Тумил развернул промасленную тряпку, и извлек на свет самую натуральную шпагу в ножнах. Я имею в виду — действительно шпагу, как у мушкетеров из голливудского кино, с изящной витой гардой, а не те усохшие мечи с крестовиной, что юзали подлые миньоны Генриха III и прочие де Бюсси.
Стремянной, уже почти царский, выдвинул ромбовидный в сечении клинок в два пальца шириной и восхищенно присвистнул.
— Булатная сталь. — прокомментировал Ханумец. — Добрый спатыч, равно подходящий и для танца с быком, и для поединка в старой мирелской традиции.
Так, меня начинают терзать смутные сомнения на счет того, как эти самые танцульки проходят, если для них нужна шпага.
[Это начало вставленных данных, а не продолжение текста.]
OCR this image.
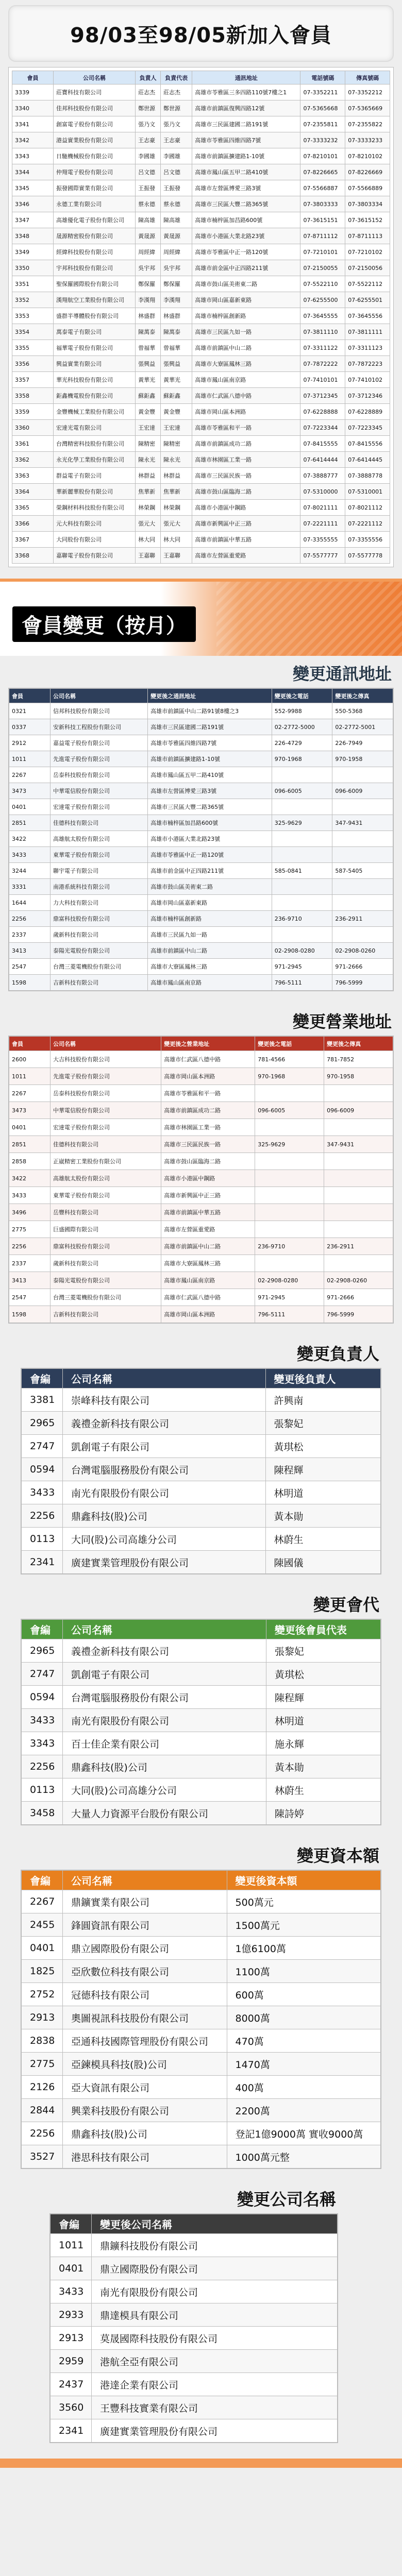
98/03至98/05新加入會員
會員	公司名稱	負責人	負責代表	通訊地址	電話號碼	傳真號碼
3339	莊寶科技有限公司	莊志杰	莊志杰	高雄市苓雅區三多四路110號7樓之1	07-3352211	07-3352212
3340	佳邦科技股份有限公司	鄭世源	鄭世源	高雄市前鎮區復興四路12號	07-5365668	07-5365669
3341	創富電子股份有限公司	張乃文	張乃文	高雄市三民區建國二路191號	07-2355811	07-2355822
3342	港益實業股份有限公司	王志豪	王志豪	高雄市苓雅區四維四路7號	07-3333232	07-3333233
3343	日馳機械股份有限公司	李國雄	李國雄	高雄市前鎮區擴建路1-10號	07-8210101	07-8210102
3344	仲翔電子股份有限公司	呂文德	呂文德	高雄市鳳山區五甲二路410號	07-8226665	07-8226669
3345	振發國際實業有限公司	王振發	王振發	高雄市左營區博愛三路3號	07-5566887	07-5566889
3346	永德工業有限公司	蔡永德	蔡永德	高雄市三民區大豐二路365號	07-3803333	07-3803334
3347	高雄優化電子股份有限公司	陳高雄	陳高雄	高雄市楠梓區加昌路600號	07-3615151	07-3615152
3348	晟源精密股份有限公司	黃晟源	黃晟源	高雄市小港區大業北路23號	07-8711112	07-8711113
3349	經緯科技股份有限公司	周經緯	周經緯	高雄市苓雅區中正一路120號	07-7210101	07-7210102
3350	宇邦科技股份有限公司	吳宇邦	吳宇邦	高雄市前金區中正四路211號	07-2150055	07-2150056
3351	聖保羅國際股份有限公司	鄭保羅	鄭保羅	高雄市鼓山區美術東二路	07-5522110	07-5522112
3352	漢翔航空工業股份有限公司	李漢翔	李漢翔	高雄市岡山區嘉新東路	07-6255500	07-6255501
3353	盛群半導體股份有限公司	林盛群	林盛群	高雄市楠梓區創新路	07-3645555	07-3645556
3354	萬泰電子有限公司	陳萬泰	陳萬泰	高雄市三民區九如一路	07-3811110	07-3811111
3355	福華電子股份有限公司	曾福華	曾福華	高雄市前鎮區中山二路	07-3311122	07-3311123
3356	興益實業有限公司	張興益	張興益	高雄市大寮區鳳林三路	07-7872222	07-7872223
3357	華光科技股份有限公司	黃華光	黃華光	高雄市鳳山區南京路	07-7410101	07-7410102
3358	鉅鑫機電股份有限公司	蘇鉅鑫	蘇鉅鑫	高雄市仁武區八德中路	07-3712345	07-3712346
3359	金豐機械工業股份有限公司	黃金豐	黃金豐	高雄市岡山區本洲路	07-6228888	07-6228889
3360	宏達光電有限公司	王宏達	王宏達	高雄市苓雅區和平一路	07-7223344	07-7223345
3361	台灣精密科技股份有限公司	陳精密	陳精密	高雄市前鎮區成功二路	07-8415555	07-8415556
3362	永光化學工業股份有限公司	陳永光	陳永光	高雄市林園區工業一路	07-6414444	07-6414445
3363	群益電子有限公司	林群益	林群益	高雄市三民區民族一路	07-3888777	07-3888778
3364	華新麗華股份有限公司	焦華新	焦華新	高雄市鼓山區臨海二路	07-5310000	07-5310001
3365	榮鋼材料科技股份有限公司	林榮鋼	林榮鋼	高雄市小港區中鋼路	07-8021111	07-8021112
3366	元大科技有限公司	張元大	張元大	高雄市新興區中正三路	07-2221111	07-2221112
3367	大同股份有限公司	林大同	林大同	高雄市前鎮區中華五路	07-3355555	07-3355556
3368	嘉聯電子股份有限公司	王嘉聯	王嘉聯	高雄市左營區重愛路	07-5577777	07-5577778
會員變更（按月）
變更通訊地址
會員	公司名稱	變更後之通訊地址	變更後之電話	變更後之傳真
0321	信邦科技股份有限公司	高雄市前鎮區中山二路91號8樓之3	552-9988	550-5368
0337	安新科技工程股份有限公司	高雄市三民區建國二路191號	02-2772-5000	02-2772-5001
2912	嘉益電子股份有限公司	高雄市苓雅區四維四路7號	226-4729	226-7949
1011	先進電子股份有限公司	高雄市前鎮區擴建路1-10號	970-1968	970-1958
2267	岳泰科技股份有限公司	高雄市鳳山區五甲二路410號		
3473	中華電信股份有限公司	高雄市左營區博愛三路3號	096-6005	096-6009
0401	宏達電子股份有限公司	高雄市三民區大豐二路365號		
2851	佳德科技有限公司	高雄市楠梓區加昌路600號	325-9629	347-9431
3422	高雄航太股份有限公司	高雄市小港區大業北路23號		
3433	東華電子股份有限公司	高雄市苓雅區中正一路120號		
3244	聯宇電子有限公司	高雄市前金區中正四路211號	585-0841	587-5405
3331	南港系統科技有限公司	高雄市鼓山區美術東二路		
1644	力大科技有限公司	高雄市岡山區嘉新東路		
2256	鼎富科技股份有限公司	高雄市楠梓區創新路	236-9710	236-2911
2337	歲新科技有限公司	高雄市三民區九如一路		
3413	泰陽光電股份有限公司	高雄市前鎮區中山二路	02-2908-0280	02-2908-0260
2547	台灣三菱電機股份有限公司	高雄市大寮區鳳林三路	971-2945	971-2666
1598	吉新科技有限公司	高雄市鳳山區南京路	796-5111	796-5999
變更營業地址
會員	公司名稱	變更後之營業地址	變更後之電話	變更後之傳真
2600	大吉科技股份有限公司	高雄市仁武區八德中路	781-4566	781-7852
1011	先進電子股份有限公司	高雄市岡山區本洲路	970-1968	970-1958
2267	岳泰科技股份有限公司	高雄市苓雅區和平一路		
3473	中華電信股份有限公司	高雄市前鎮區成功二路	096-6005	096-6009
0401	宏達電子股份有限公司	高雄市林園區工業一路		
2851	佳德科技有限公司	高雄市三民區民族一路	325-9629	347-9431
2858	正崴精密工業股份有限公司	高雄市鼓山區臨海二路		
3422	高雄航太股份有限公司	高雄市小港區中鋼路		
3433	東華電子股份有限公司	高雄市新興區中正三路		
3496	岳豐科技有限公司	高雄市前鎮區中華五路		
2775	巨盛國際有限公司	高雄市左營區重愛路		
2256	鼎富科技股份有限公司	高雄市前鎮區中山二路	236-9710	236-2911
2337	歲新科技有限公司	高雄市大寮區鳳林三路		
3413	泰陽光電股份有限公司	高雄市鳳山區南京路	02-2908-0280	02-2908-0260
2547	台灣三菱電機股份有限公司	高雄市仁武區八德中路	971-2945	971-2666
1598	吉新科技有限公司	高雄市岡山區本洲路	796-5111	796-5999
變更負責人
會編	公司名稱	變更後負責人
3381	崇峰科技有限公司	許興南
2965	義禮金新科技有限公司	張黎妃
2747	凱創電子有限公司	黃琪松
0594	台灣電腦服務股份有限公司	陳程輝
3433	南光有限股份有限公司	林明道
2256	鼎鑫科技(股)公司	黃本勛
0113	大同(股)公司高雄分公司	林蔚生
2341	廣建實業管理股份有限公司	陳國儀
變更會代
會編	公司名稱	變更後會員代表
2965	義禮金新科技有限公司	張黎妃
2747	凱創電子有限公司	黃琪松
0594	台灣電腦服務股份有限公司	陳程輝
3433	南光有限股份有限公司	林明道
3343	百士佳企業有限公司	施永輝
2256	鼎鑫科技(股)公司	黃本勛
0113	大同(股)公司高雄分公司	林蔚生
3458	大量人力資源平台股份有限公司	陳詩婷
變更資本額
會編	公司名稱	變更後資本額
2267	鼎鑛實業有限公司	500萬元
2455	鋒圓資訊有限公司	1500萬元
0401	鼎立國際股份有限公司	1億6100萬
1825	亞欣數位科技有限公司	1100萬
2752	冠德科技有限公司	600萬
2913	奧圖視訊科技股份有限公司	8000萬
2838	亞通科技國際管理股份有限公司	470萬
2775	亞鍊模具科技(股)公司	1470萬
2126	亞大資訊有限公司	400萬
2844	興業科技股份有限公司	2200萬
2256	鼎鑫科技(股)公司	登記1億9000萬 實收9000萬
3527	港思科技有限公司	1000萬元整
變更公司名稱
會編	變更後公司名稱
1011	鼎鑛科技股份有限公司
0401	鼎立國際股份有限公司
3433	南光有限股份有限公司
2933	鼎達模具有限公司
2913	莫晟國際科技股份有限公司
2959	港航全亞有限公司
2437	港達企業有限公司
3560	王豐科技實業有限公司
2341	廣建實業管理股份有限公司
Вот подсказывает мне что-то теперь, что никакое это не комическое действо с упоенным до миролюбивого состояния и заплетающихся ног (чтобы чаще спотыкался) бычком — то-то и взнос за участие мне подозрительно большим показался.
Тумил аккуратно сложил на какие-то козлы дерюгу и ножны, оставшись со спатычем в руке, а затем, внезапно, взорвался вихрем движений, прошел, приплясывая, вертясь как юла и плетя вокруг себя узор из стали, через половину двора, словно в неком диковинном и безумном танце, и остановился, замер в глубоком изящном выпаде опытного фехтовальщика.
С разных сторон послышались неуверенные аплодисменты работников, отвлекшихся на такое зрелище, а несостоявшийся монашек выпрямился плавным, почти кошачьим движением, положил шпагу на плечо и быстрым энергичным шагом вернулся к нам.
— Это не спатыч, это песня. — хрипловатым от восторга голосом произнес он. — Кузнец его сковавший был поэтом.
— В хороших руках и кочерга — рогатина. — задумчиво произнес почтенный Ханумец. — Ты, юноша, смог бы, думается мне, превзойти по славе своего отца и стать непревзойденным плясуном.
Тут этот хрыч покосился на меня, и уже с едва скрываемым недовольством добавил:
— Монахам, правда, такие забавы не уместны, я слыхал. Примас их участие в светских празднованиях не одобряет.
— Примас, уважаемый, дур... не вся церковь. — парировал я. — Хотя он и первосвященник всея Ашшории, но такие вопросы надлежит решать Конклаву, а то и Собору, причем межепархиальному.
Я вытащил из недр своей котомки кошель, и бросил его Тумилу — мальчик подхватил его на лету левой рукой.
— Тут как раз на взнос хватит, может даже останется чего.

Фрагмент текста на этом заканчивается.